A cura della Fondazione Milano Policroma
Testo di Riccardo Tammaro
Questo opificio sorge in quella che. nel vecchio azzonamento cittadino, era
la zona 16, la quale già nei tempi andati era particolarmente
conosciuta per la produzione dei laterizi. Basti pensare che, secondo la
"Milano Tecnica", un'opera del 1884, su un totale di circa venti fornaci attive
in tutta Milano, circa un quarto era situato nella zona 16. Oltre alle quattro
fornaci intorno al paesino di San Cristoforo, che nel diciannovesimo secolo era
Comune separato da Milano, molto famosa era la fornace Candiani alla Barona.
Ciò che però differenziava le molte fornaci site nella zona del Naviglio
Pavese era l'ottima qualità dell'argilla, che veniva usata, oltre che per produrre
laterizi, per produrre pianelle, ossia mattonelle, di spessore più sottile e che
quindi necessitavano di una argilla più consistente.
Nella zona di Boffalora, poi, si preparavano le migliori terrecotte che
abbiano mai ornato i palazzi di Milano.
E parlando di terrecotte, giungiamo alla meta della nostra passeggiata, la
Fornace Curti, probabilmente la più antica d'Italia. Essa sorge dal 1920 al
numero 40 di via San Giuseppe Cottolengo, una vecchia strada di campagna che si
dirama dal naviglio grande in direzione sud, nei pressi del Santuario di Santa
Rita da Cascia, fino a giungere all'angolo con la moderna via Tobagi; proprio su
quest'angolo sorge la Fornace Curti.
La storia di questa fornace è documentata sin dal quindicesimo secolo; all'epoca
essa sorgeva nella zona di Porta Ticinese.
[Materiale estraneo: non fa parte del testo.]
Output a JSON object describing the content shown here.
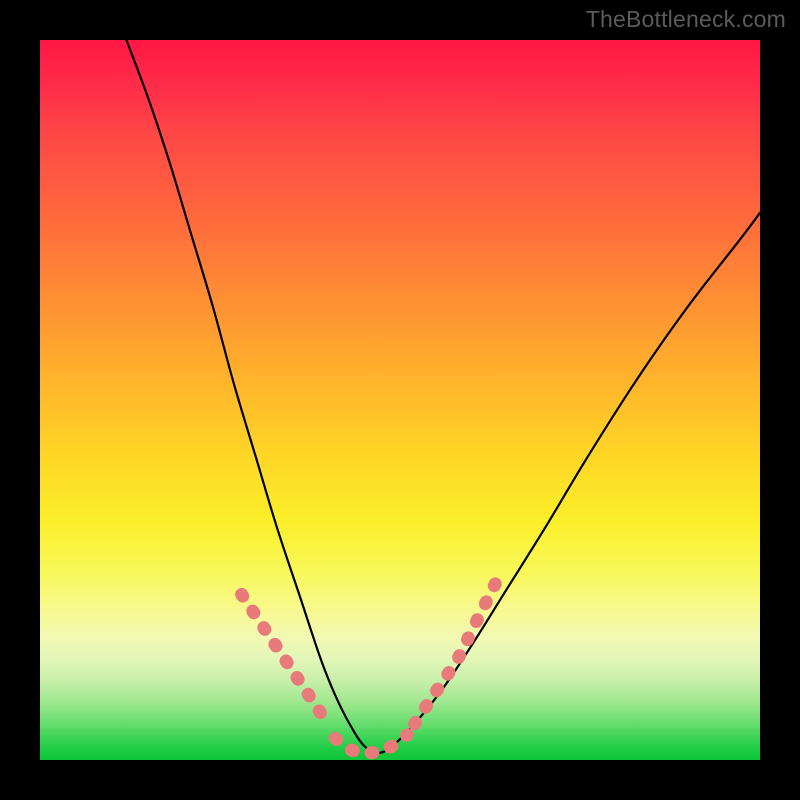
{
  "watermark": "TheBottleneck.com",
  "chart_data": {
    "type": "line",
    "title": "",
    "xlabel": "",
    "ylabel": "",
    "x_range": [
      0,
      100
    ],
    "y_range": [
      0,
      100
    ],
    "grid": false,
    "series": [
      {
        "name": "bottleneck-curve",
        "description": "V-shaped curve; steep descent from top-left, minimum near x≈45 at bottom, gentler ascent toward upper-right",
        "x": [
          12,
          15,
          18,
          21,
          24,
          27,
          30,
          33,
          36,
          39,
          41,
          43,
          45,
          47,
          49,
          52,
          56,
          60,
          65,
          70,
          76,
          83,
          90,
          97,
          100
        ],
        "y": [
          100,
          92,
          83,
          73,
          63,
          52,
          42,
          32,
          23,
          14,
          9,
          5,
          2,
          1,
          2,
          5,
          10,
          16,
          24,
          32,
          42,
          53,
          63,
          72,
          76
        ]
      }
    ],
    "overlays": [
      {
        "name": "lower-highlight-dots",
        "description": "Thicker salmon dotted highlight tracing the lower part of the V (both legs near the trough)",
        "color": "#e97a7a",
        "segments": [
          {
            "x": [
              28,
              30,
              32,
              34,
              36,
              38,
              40
            ],
            "y": [
              23,
              20,
              17,
              14,
              11,
              8,
              5
            ]
          },
          {
            "x": [
              41,
              43,
              45,
              47,
              49,
              51
            ],
            "y": [
              3,
              1.5,
              1,
              1.2,
              2,
              3.5
            ]
          },
          {
            "x": [
              52,
              54,
              56,
              58,
              60,
              62,
              64
            ],
            "y": [
              5,
              8,
              11,
              14,
              18,
              22,
              26
            ]
          }
        ]
      }
    ],
    "gradient_stops": [
      {
        "pos": 0,
        "label": "red"
      },
      {
        "pos": 0.5,
        "label": "yellow"
      },
      {
        "pos": 1.0,
        "label": "green"
      }
    ]
  }
}
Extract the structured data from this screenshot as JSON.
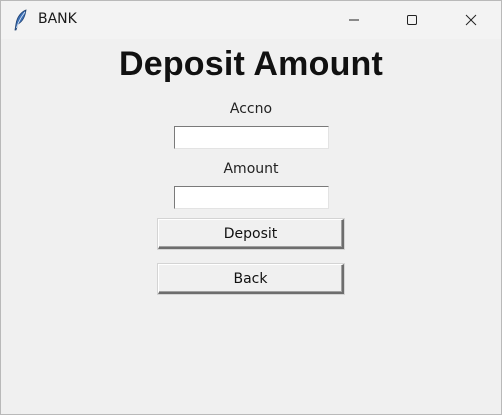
{
  "window": {
    "title": "BANK",
    "icon": "feather-icon",
    "controls": {
      "minimize_icon": "minimize-icon",
      "maximize_icon": "maximize-icon",
      "close_icon": "close-icon"
    }
  },
  "form": {
    "heading": "Deposit Amount",
    "accno_label": "Accno",
    "accno_value": "",
    "amount_label": "Amount",
    "amount_value": "",
    "deposit_label": "Deposit",
    "back_label": "Back"
  }
}
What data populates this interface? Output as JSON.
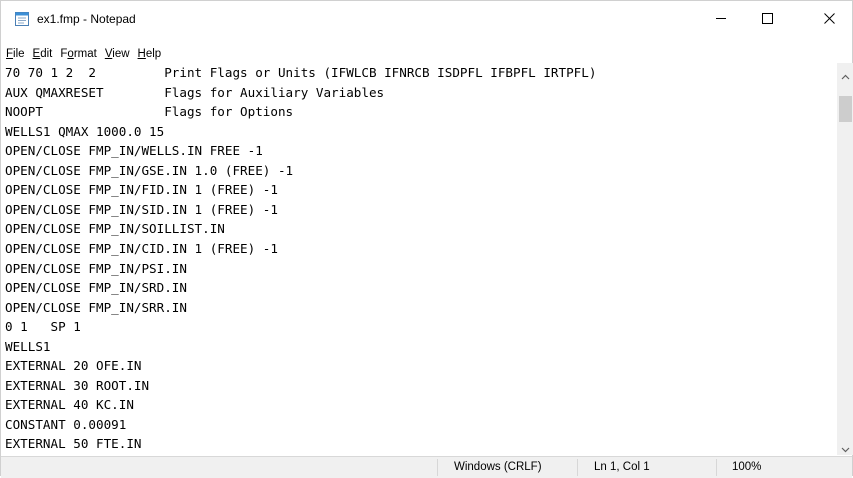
{
  "window": {
    "title": "ex1.fmp - Notepad",
    "minimize_icon": "minimize-icon",
    "maximize_icon": "maximize-icon",
    "close_icon": "close-icon"
  },
  "menu": {
    "items": [
      {
        "label": "File",
        "mnemonic_underline": "F"
      },
      {
        "label": "Edit",
        "mnemonic_underline": "E"
      },
      {
        "label": "Format",
        "mnemonic_underline": "o"
      },
      {
        "label": "View",
        "mnemonic_underline": "V"
      },
      {
        "label": "Help",
        "mnemonic_underline": "H"
      }
    ]
  },
  "editor": {
    "lines": [
      "70 70 1 2  2         Print Flags or Units (IFWLCB IFNRCB ISDPFL IFBPFL IRTPFL)",
      "AUX QMAXRESET        Flags for Auxiliary Variables",
      "NOOPT                Flags for Options",
      "WELLS1 QMAX 1000.0 15",
      "OPEN/CLOSE FMP_IN/WELLS.IN FREE -1",
      "OPEN/CLOSE FMP_IN/GSE.IN 1.0 (FREE) -1",
      "OPEN/CLOSE FMP_IN/FID.IN 1 (FREE) -1",
      "OPEN/CLOSE FMP_IN/SID.IN 1 (FREE) -1",
      "OPEN/CLOSE FMP_IN/SOILLIST.IN",
      "OPEN/CLOSE FMP_IN/CID.IN 1 (FREE) -1",
      "OPEN/CLOSE FMP_IN/PSI.IN",
      "OPEN/CLOSE FMP_IN/SRD.IN",
      "OPEN/CLOSE FMP_IN/SRR.IN",
      "0 1   SP 1",
      "WELLS1",
      "EXTERNAL 20 OFE.IN",
      "EXTERNAL 30 ROOT.IN",
      "EXTERNAL 40 KC.IN",
      "CONSTANT 0.00091",
      "EXTERNAL 50 FTE.IN"
    ]
  },
  "statusbar": {
    "line_ending": "Windows (CRLF)",
    "position": "Ln 1, Col 1",
    "zoom": "100%"
  },
  "colors": {
    "background": "#ffffff",
    "statusbar": "#f0f0f0",
    "scrollbar_track": "#f0f0f0",
    "scrollbar_thumb": "#cdcdcd",
    "icon_blue": "#3c8fd6"
  }
}
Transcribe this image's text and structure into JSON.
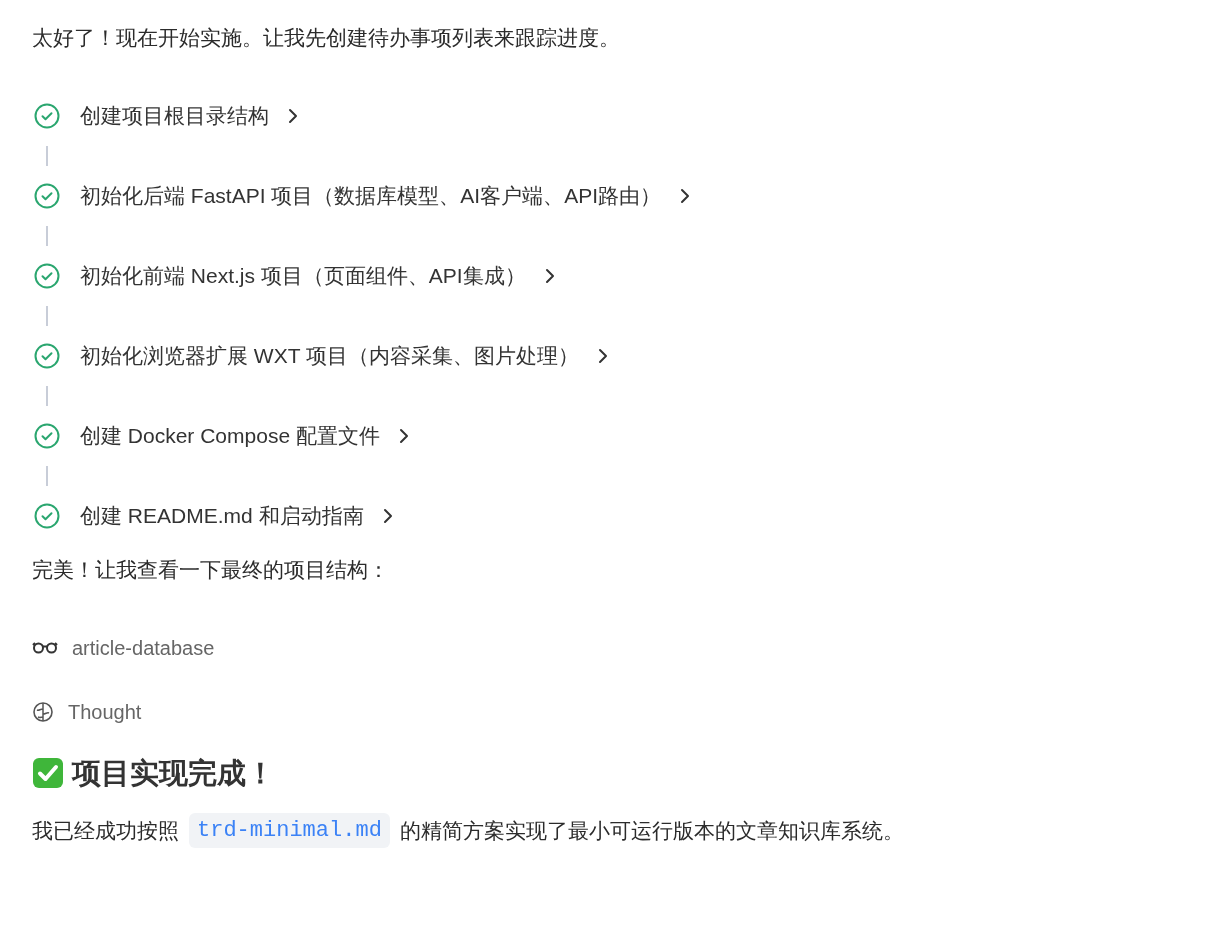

Più in dettaglio la fornace si trovava
alla Conchetta, sul Naviglio di Pavia, e prima ancora nei pressi di Porta Ticinese;
ma in realtà la famiglia, o meglio la casata, Curti era già nota nel 1428,
quando la fornace sorgeva accanto alle colonne di San Lorenzo. Fu allora che, si
dice, il Filarete affidò proprio ai Curti la lavorazione dei fiabeschi cotti
ornamentali della Ca' Granda, o Ospedale Maggiore: e a loro fu sicuramente dato
l'incarico di realizzare quelli nuovi occorrenti al restauro post-bellico
dell'artistico complesso.
Nel corso dei secoli, infatti, la stirpe dei fornaciai Curti, tramandandosi
di padre in figlio l'arte di creare la più rossa e resistente
terracotta lombarda con l'argilla dei Navigli e la terra di Boffalora,
perseverò nel decorare quasi tutti i più importanti monumenti della regione, tra
cui possono essere citati l'abbazia di Chiaravalle,
il Castello Sforzesco, le chiese di Sant'Ambrogio e di Santa Maria delle Grazie,
fino alla Certosa di Pavia.
La fornace è anche fornitrice dell'Accademia di Belle Arti di Brera, alcuni
maestri della quale hanno prestato la loro opera presso la fornace: Castiglioni,
Manzù, Messina, Pomodoro e Fontana, per fare alcuni nomi.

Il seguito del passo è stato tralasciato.